HipGeo wants to be your mobile digital travel diary

There are a lot of mobile check-in apps, photo apps and travel apps out there. But most of them keep where you went, how you got there and what that place looked like separate. HipGeo aims to put all of that information in one place with an iPhone app that passively keeps track of your movements and can then, with just a few clicks, spit out a slick, animated travel diary.

I used it on a cross-country road trip a few weeks ago. My overall impression is that HipGeo works well for keeping detailed records of a trip, dotted with comments and photos. I had a lot of fun creating my animated travel diary after the fact too — I’ll get to how easy it is in a bit. But this is also clearly just the beginning of what the three guys behind HipGeo, Los Angeles–based veterans of Yahoo and a handful of other web startups, have in mind for this location-based service.

We’ll start with the final product (Note: this is an abbreviated version of my trip):

So how did I get there?

Download the free app from the iOS App Store. To start off, I’d say don’t add friends until you see how HipGeo works and you can decide how much information about your movements you want to share.

Flip on the “tracking” switch at the bottom of the home screen. You can pick “places” or “places and routes” mode. I picked the latter, which records your GPS location with the most detail. It not only sees the places you stop at, as the name suggests, but also knows the route you took to get there.

Once that’s set up, most of the work of recording a travel diary is being done for you. How involved you want to be from here is your choice. You can “drop a pin” at a specific location. If you want to “pinpoint” it (HipGeo parlance for “checking in”), it will bring up places like restaurants, landmarks and businesses around you to choose from.

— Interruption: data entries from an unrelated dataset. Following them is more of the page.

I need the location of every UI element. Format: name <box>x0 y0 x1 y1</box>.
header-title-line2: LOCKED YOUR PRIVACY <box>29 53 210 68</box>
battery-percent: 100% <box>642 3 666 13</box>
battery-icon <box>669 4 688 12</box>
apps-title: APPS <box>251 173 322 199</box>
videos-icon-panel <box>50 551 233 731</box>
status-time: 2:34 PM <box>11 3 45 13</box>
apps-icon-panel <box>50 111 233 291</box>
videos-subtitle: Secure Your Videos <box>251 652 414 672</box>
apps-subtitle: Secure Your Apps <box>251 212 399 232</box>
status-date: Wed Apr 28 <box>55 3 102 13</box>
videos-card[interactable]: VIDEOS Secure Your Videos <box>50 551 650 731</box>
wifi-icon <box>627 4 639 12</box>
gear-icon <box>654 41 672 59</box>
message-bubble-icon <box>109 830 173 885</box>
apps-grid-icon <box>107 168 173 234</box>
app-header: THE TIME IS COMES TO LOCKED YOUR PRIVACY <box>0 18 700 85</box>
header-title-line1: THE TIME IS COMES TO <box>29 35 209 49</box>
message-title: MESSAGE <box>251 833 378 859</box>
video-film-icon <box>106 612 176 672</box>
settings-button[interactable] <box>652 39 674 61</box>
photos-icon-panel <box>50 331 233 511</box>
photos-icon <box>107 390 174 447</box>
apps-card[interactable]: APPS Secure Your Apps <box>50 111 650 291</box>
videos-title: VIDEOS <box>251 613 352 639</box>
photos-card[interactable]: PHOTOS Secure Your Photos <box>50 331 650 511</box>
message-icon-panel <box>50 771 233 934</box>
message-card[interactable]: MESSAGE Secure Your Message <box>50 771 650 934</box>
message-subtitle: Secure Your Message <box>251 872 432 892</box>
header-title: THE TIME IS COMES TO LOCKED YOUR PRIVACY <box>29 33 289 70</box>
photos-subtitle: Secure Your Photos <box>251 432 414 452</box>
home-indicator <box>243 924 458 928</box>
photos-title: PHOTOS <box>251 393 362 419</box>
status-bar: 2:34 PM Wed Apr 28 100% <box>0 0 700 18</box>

You can also comment on the place, like you would with a status update.

The most engaging parts of the final trip slideshow are going to be the photos you took along the way. One thing you’ll notice from mine is that I didn’t take nearly enough for such a long trip. So I’d encourage liberal use of your iPhone’s camera. You can just click the camera button in HipGeo, or you can upload photos from your device’s camera roll to associate photos with pinpoints logged during your trip.

Creating a travel diary

This was dead simple and far less work than I imagined. You sign in to the HipGeo site, click on “create and share trip” and all of your previous activity will show up. You can then pick the dates you’d like to share your movements from, and once it shows you that activity, you can uncheck the stuff you don’t want to include.

You can also do a bit of cleanup. Let’s say you had a bunch of photos from Instagram, like I did, and forgot to associate them with places you pinpointed. No problem. You can upload them right from your computer to the site. You can also go back and comment on your activity.

Comments and questions

The biggest complaint I have is the way it sucked my phone’s battery life. But I chose to use the most power-intensive mode, “places and routes,” which keeps my device’s GPS cranking away all the time. The result is that I ended up with a very detailed record of my journey, but I only suggest this if you plan to be in a car with a charger.

You can also select just the “places” tracking mode, which records your movements but not the exact route. HipGeo CEO Scott Daniel says this mode is designed to make a phone’s battery last all day. Alternatively, the least battery-intensive mode is to not turn on tracking and just take photos and drop pins. HipGeo will connect your route later, based on the locations of those activities.

Privacy is also something I was concerned about. You should only add friends who you are comfortable with knowing exactly where you are when you have the app running in the background. HipGeo founder and head of product Rich Rygg says your activity within the app is, by default, shared with friends only. You can choose if you want someone other than approved friends to see your trip: You can choose to list the trip in HipGeo’s public directory, embed it on a blog or send out the link to it via email.

“People you share with can only see that item you shared with them,” said Rygg in a recent interview. “We took the same approach as Google does: Once you have created the trip, there’s an encoded link and it’s only available to the people you’ve given the link to.”

OK, so now what?

HipGeo makes keeping track of your trips easy, since it’s mostly just happening in the background while you’re moving around and generally being a tourist. But Rygg and Daniel see much more opportunity, like friends and family knowing one another’s whereabouts — like, say, is your teenager exactly where she said she was going to be? — or just managing your daily activity. Using it to find the location of your friends on HipGeo, however, may be obviated for iPhone owners now that Apple has added that functionality to iOS 5 via the Find My Friends app.

But much of the stuff they’ve got cooking sounds interesting, especially what they’re working on in regard to photos. For example, says Rygg, most people that shoot with high-end cameras end up with geotagged photos. “It would be cool to [automatically] drop photos you’ve taken into a timeline or put a map next to the photo” within HipGeo, he said.

They’re also looking to integrate video, daily deals and alternative ways to view your trip diary you’ve created after the fact. They didn’t give an exact timeline of when this will happen, but it’s all stuff they’re working on right now. The other big project includes all Android device owners, with a version for that platform coming “soon.”